- Regardless of the shape of your planned garden, you need to ponder an overall design for the space. Small spaces require placement of larger plants at the center or back of the garden. This creates a gradation effect from front to back or center to edge that allows for planting multiple flowers in limited space. You can also supplement the use of tall framing plants by placing flowerpots within the garden. This creates depth and interest even in the smallest gardens. Include a large urn or freestanding iron plant hook with a hanging basket to create an innovative look in your small garden.

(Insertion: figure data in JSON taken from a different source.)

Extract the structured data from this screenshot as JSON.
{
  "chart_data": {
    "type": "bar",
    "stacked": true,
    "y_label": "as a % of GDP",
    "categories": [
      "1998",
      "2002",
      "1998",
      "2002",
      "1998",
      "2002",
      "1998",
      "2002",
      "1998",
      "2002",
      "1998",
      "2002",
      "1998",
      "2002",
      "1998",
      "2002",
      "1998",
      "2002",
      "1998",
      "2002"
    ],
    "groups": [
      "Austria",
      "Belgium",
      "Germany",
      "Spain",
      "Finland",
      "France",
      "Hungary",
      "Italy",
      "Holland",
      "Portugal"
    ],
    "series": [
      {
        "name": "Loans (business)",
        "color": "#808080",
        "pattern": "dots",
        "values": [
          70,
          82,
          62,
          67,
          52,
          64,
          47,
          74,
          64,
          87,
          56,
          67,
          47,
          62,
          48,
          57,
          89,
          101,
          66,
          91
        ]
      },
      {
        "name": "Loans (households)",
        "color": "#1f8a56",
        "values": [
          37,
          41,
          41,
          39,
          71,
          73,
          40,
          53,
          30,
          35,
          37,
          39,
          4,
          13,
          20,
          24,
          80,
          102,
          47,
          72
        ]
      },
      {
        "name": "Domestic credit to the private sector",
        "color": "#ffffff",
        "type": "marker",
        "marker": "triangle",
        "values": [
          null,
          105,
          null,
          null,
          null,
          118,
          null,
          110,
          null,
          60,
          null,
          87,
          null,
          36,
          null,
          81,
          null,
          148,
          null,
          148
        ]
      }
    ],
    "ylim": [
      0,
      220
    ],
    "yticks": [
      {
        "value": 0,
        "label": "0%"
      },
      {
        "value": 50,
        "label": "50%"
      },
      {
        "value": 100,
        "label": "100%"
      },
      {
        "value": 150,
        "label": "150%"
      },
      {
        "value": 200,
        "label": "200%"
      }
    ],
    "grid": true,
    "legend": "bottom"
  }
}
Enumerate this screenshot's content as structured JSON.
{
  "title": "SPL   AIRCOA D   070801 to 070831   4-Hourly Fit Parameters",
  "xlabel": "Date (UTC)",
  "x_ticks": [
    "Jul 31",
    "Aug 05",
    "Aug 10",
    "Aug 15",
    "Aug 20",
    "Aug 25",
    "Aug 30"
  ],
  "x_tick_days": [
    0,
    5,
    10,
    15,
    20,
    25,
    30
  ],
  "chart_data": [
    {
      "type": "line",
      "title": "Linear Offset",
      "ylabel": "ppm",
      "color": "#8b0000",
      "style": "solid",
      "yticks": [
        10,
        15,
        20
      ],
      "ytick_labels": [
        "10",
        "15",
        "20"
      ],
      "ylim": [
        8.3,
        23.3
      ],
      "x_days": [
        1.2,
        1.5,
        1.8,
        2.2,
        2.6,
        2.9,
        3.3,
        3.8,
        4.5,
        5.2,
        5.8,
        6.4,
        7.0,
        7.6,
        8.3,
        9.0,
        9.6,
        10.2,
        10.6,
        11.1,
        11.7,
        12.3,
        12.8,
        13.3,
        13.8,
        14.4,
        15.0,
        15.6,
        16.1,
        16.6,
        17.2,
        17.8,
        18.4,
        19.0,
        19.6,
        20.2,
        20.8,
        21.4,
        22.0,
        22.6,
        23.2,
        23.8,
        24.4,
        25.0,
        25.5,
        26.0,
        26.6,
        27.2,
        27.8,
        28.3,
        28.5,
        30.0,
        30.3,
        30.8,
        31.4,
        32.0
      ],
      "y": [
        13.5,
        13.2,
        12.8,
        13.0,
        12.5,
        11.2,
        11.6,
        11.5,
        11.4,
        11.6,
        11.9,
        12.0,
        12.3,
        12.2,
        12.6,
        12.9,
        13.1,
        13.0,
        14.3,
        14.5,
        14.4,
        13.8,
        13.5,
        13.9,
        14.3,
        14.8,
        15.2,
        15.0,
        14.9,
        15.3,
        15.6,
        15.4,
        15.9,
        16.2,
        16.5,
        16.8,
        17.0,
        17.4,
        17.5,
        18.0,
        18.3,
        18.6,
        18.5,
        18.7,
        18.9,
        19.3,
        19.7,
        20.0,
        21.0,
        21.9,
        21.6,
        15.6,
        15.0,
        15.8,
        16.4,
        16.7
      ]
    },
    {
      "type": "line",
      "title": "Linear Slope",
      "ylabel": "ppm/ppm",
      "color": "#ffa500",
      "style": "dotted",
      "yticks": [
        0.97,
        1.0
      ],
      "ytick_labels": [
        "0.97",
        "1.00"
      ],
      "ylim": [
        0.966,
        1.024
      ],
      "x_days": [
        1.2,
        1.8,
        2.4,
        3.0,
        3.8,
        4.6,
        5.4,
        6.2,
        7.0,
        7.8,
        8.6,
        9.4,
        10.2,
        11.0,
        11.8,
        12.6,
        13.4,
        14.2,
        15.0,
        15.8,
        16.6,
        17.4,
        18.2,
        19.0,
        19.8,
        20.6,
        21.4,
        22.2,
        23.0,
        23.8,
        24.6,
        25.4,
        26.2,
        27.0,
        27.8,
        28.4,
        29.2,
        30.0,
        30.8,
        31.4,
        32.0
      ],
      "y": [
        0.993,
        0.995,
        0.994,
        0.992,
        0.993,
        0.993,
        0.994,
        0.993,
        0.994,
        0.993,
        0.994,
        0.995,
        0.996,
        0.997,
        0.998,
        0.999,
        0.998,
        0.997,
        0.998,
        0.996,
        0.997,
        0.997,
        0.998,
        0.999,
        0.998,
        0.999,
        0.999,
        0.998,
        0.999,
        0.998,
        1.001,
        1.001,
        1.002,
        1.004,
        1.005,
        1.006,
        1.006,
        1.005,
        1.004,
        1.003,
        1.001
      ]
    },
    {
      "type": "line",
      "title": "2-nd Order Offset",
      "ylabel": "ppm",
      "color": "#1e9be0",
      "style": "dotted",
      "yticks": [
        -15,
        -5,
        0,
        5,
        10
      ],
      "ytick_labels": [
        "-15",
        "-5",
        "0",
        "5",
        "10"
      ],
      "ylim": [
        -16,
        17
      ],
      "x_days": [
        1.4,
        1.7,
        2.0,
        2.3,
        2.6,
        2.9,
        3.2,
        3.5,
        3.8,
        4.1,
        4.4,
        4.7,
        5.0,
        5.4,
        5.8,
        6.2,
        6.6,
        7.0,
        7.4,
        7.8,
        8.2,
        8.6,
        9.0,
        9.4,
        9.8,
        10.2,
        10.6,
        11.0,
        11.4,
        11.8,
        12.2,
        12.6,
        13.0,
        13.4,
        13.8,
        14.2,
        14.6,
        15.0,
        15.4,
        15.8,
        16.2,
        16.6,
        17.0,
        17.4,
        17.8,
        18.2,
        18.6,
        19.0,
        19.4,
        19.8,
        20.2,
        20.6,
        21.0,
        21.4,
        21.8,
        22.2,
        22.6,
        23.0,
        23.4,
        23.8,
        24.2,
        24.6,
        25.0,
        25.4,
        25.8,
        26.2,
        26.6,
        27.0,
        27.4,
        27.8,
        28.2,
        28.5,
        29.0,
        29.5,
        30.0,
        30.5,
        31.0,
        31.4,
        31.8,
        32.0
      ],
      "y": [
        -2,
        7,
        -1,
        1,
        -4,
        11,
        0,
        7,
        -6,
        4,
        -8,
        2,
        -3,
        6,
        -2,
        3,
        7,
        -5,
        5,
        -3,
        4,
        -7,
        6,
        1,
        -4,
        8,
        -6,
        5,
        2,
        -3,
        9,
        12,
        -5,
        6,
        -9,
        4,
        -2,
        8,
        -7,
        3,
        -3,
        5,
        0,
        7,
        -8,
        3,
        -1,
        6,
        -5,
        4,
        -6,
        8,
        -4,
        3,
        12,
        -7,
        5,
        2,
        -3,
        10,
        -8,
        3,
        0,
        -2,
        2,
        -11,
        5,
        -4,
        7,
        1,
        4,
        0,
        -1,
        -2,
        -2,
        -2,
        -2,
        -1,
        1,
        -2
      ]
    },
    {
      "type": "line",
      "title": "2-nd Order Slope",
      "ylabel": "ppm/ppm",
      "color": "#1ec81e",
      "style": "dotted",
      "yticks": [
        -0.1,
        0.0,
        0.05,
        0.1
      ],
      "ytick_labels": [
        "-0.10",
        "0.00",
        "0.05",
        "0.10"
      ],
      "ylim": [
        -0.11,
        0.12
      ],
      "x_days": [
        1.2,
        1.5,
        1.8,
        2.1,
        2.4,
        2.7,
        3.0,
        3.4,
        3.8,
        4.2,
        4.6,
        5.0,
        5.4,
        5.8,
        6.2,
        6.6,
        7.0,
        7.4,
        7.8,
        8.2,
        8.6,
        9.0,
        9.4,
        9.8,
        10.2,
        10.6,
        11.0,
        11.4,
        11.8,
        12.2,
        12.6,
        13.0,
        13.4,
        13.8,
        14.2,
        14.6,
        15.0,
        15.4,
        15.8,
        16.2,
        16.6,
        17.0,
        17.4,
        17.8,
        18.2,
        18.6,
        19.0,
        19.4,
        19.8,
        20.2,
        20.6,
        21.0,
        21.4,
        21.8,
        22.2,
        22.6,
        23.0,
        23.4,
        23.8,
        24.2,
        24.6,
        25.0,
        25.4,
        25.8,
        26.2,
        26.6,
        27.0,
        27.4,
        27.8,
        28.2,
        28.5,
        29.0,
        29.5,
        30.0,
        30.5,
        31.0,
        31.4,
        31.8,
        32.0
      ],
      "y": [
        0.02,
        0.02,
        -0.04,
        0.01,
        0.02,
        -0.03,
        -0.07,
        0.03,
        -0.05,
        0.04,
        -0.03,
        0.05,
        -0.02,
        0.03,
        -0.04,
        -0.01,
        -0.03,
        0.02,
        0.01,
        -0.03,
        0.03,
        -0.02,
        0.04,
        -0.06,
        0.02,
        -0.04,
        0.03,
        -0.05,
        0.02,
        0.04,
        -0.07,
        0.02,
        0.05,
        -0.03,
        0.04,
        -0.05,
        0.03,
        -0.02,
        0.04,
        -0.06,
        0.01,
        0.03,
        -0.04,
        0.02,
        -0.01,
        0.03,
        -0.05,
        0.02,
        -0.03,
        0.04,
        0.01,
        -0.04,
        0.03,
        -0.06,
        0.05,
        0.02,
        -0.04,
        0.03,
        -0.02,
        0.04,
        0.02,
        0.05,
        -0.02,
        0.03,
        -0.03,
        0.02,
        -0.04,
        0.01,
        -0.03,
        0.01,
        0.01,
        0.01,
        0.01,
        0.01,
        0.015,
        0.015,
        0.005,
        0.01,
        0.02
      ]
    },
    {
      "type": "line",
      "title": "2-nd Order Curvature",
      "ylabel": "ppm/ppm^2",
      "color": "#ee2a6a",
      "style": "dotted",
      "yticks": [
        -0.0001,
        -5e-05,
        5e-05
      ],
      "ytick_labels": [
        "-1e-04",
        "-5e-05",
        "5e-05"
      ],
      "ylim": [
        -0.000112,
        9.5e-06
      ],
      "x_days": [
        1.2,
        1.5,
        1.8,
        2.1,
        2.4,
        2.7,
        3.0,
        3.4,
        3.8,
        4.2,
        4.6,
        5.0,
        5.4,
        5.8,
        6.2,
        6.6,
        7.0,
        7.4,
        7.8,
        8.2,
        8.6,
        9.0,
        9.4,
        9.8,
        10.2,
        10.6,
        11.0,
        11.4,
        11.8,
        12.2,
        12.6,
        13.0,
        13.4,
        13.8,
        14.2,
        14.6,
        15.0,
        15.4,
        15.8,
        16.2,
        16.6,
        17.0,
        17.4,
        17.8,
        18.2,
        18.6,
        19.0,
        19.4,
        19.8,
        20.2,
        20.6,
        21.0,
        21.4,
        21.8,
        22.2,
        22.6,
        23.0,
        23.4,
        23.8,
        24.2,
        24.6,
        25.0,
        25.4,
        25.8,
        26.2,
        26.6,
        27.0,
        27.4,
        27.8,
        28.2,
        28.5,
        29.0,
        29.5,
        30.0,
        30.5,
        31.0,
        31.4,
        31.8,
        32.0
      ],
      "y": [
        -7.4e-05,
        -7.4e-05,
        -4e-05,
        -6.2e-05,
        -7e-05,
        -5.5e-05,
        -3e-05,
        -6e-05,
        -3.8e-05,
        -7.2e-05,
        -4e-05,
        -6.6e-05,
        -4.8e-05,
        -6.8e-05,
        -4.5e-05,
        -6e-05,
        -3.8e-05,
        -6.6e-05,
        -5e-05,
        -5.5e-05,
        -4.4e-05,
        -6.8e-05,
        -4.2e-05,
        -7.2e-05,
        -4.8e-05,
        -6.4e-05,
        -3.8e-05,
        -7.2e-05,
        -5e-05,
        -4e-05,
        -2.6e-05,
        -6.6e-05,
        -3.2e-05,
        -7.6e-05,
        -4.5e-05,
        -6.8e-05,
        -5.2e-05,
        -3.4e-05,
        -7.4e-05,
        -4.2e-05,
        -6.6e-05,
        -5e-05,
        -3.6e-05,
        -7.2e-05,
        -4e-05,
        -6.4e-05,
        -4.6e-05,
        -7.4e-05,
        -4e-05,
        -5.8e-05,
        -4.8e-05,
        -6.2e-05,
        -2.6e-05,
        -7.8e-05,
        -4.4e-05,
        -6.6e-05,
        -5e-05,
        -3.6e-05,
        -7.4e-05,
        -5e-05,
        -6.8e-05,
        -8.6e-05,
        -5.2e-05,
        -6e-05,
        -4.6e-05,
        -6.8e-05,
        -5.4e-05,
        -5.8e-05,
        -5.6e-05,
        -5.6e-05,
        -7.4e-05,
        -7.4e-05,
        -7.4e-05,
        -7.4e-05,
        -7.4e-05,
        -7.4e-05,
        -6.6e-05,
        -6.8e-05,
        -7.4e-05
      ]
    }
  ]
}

Resist the urge to be methodical when planting in small spaces unless you simply must have an organized, symmetrical garden. Mixing a variety of heights and colors to create depth and interest in the garden. Choose a varied shape instead of an ordinary square or rectangle to give the appearance of a larger shaped garden. Kidney bean or oval shaped gardens appear much larger with a dramatic center planting such as a rose bush or shrub.
Ground Covers and Accents
- No one ever said mulch was an absolute necessity. There's no better place to test the waters with different style ground cover than a small flower garden. Replace traditional mulch with an inch deep layer of gravel. Use smaller pea gravel on the interior portion of the garden and larger river rocks around the edges. It's even possible to create waves or freeform shapes in the garden by alternating the use of different size gravel, rocks or mulch.
Add a few larger rocks next to plants to break up the consistency of the plants. Create a pile of rocks and center a ground covering plant such as phlox that will grow in a draping fashion over the rocks. Place a whimsical frog or duck statue in the garden for a decorative effect or add a small birdbath to attract wildlife.
- Nothing delineates a small garden better than a dramatic edging. You don't need to create an elaborate brick wall. Consider other options such as two layers of landscaping stones, different sized rocks, wooden borders or pre-made plastic or metal fencing to edge your small garden. Another option is to simply edge a garden that meets the grass by slanting a spade shovel at a 45-degree angle to the garden. This creates a trench to mark the garden edge and make mowing easier. A shallow trench also will help keep mulch in place around your plants.
Building your Garden
- Limited space requires preparing the soil to adequately nurture your plants and shrubs. Smaller gardens against the side of a house or surrounded by decking or sidewalks won't be able to leach moisture and nutrients from the soil as easily. Remove any weeds and create a mixture of humus, peat moss and high quality top soil and work this into the top 10 inches of the garden bed. Choose plants that work well in the available sunlight and moisture of the garden. Local nurseries can give you advice on which plants to choose. Make sure to water your small garden frequently so the soil is damp but not soggy. Apply fertilizer based on your plants' needs to help keep your garden looking healthy and beautiful for many years to come.